Quanto à exposição/instalação em si, e já apreciei algumas cuja critica neste blogue se encontra*, bem, vamos lá, diria que não é de bom tom desmoralizar a juventude e que a Inês e a Beatriz são ainda novinhas e coiso e tal, acrescentarei ser a arte cousa de sua natureza altamente subjectiva, para acabar recomendando-lhes poisarem os olhos na Áurea, também ela frequentadora do curso de artes da UE, portanto uma ex-colega, e sobre quem já ficcionei neste blogue, é verdade que a Áurea às tantas acreditou saber mais que os mestres, ou o suficiente, mas a Áurea arriscou, arriscou aquilo que se diz couro e cabelo, singrou, trabalhou, vingou, porque era boa no que fazia, a Inês e a Beatriz que tentem o mesmo, porque não vale andar a brincar às exposiçõezinhas, alguém tem que dizer alguma vez às jovenzinhas que melhor que aquilo até a exposição de garrafas recicladas com que as criancinhas fazem as árvores de Natal que expõem na Praça do Geraldo na época indicada.
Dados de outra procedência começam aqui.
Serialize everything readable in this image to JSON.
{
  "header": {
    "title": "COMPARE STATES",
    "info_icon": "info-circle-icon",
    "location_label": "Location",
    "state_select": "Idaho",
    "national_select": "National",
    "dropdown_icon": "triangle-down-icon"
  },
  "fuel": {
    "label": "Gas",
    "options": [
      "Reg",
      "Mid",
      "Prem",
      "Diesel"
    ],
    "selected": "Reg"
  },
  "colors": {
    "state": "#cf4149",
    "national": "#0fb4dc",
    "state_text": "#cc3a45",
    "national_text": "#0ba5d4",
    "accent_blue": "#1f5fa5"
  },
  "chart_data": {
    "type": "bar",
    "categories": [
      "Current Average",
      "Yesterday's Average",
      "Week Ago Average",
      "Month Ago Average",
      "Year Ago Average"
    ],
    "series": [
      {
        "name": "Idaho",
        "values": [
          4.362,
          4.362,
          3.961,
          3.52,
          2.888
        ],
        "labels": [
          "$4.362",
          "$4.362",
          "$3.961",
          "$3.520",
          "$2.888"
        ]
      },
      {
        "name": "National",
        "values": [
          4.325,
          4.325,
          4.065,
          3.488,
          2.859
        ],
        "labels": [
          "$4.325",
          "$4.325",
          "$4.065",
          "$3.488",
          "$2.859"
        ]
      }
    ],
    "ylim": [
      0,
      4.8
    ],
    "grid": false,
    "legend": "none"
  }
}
Para terminar, se ainda não foi ver aquilo não vá, nem perca tempo, espere que elas cresçam, elas as artistas.

PS: Procurei o normal livro de presença dos visitantes para deixar a impressão da minha desilusão, mas tinha sido retirado ou nunca lá tinha estado, então pensei que a Beatriz e a Inês poderiam não ter culpa naquilo e ter sido simplesmente manobradas e levadas ao engano, aliciadas a preencher o verbo encher. Como diz um amigo meu bem informado e por dentro destas coisas, as miúdas podiam ter sido instadas a tal, e todo aquele estaminé poderia não ter outro propósito que fazer número, a fim de serem preenchidos os requisitos exigidos pelos concursos de acesso aos subsídios para as artes, para a cultura. Todavia conheço demasiado bem esse meu gárrulo amigo, demasiado bem para não lhe dar o devido desconto. Contudo não adianta muito perquiri-lo inquisitorialmente pois é um tipo com uma imaginação muito fértil e muito maus fígados. Recuso-me acreditar no que diz, mas a gente vê tanta coisa, e cada porcaria…

Quadro de Amadeo Sousa-Cardoso, chamariz da sua recente Expo em Paris.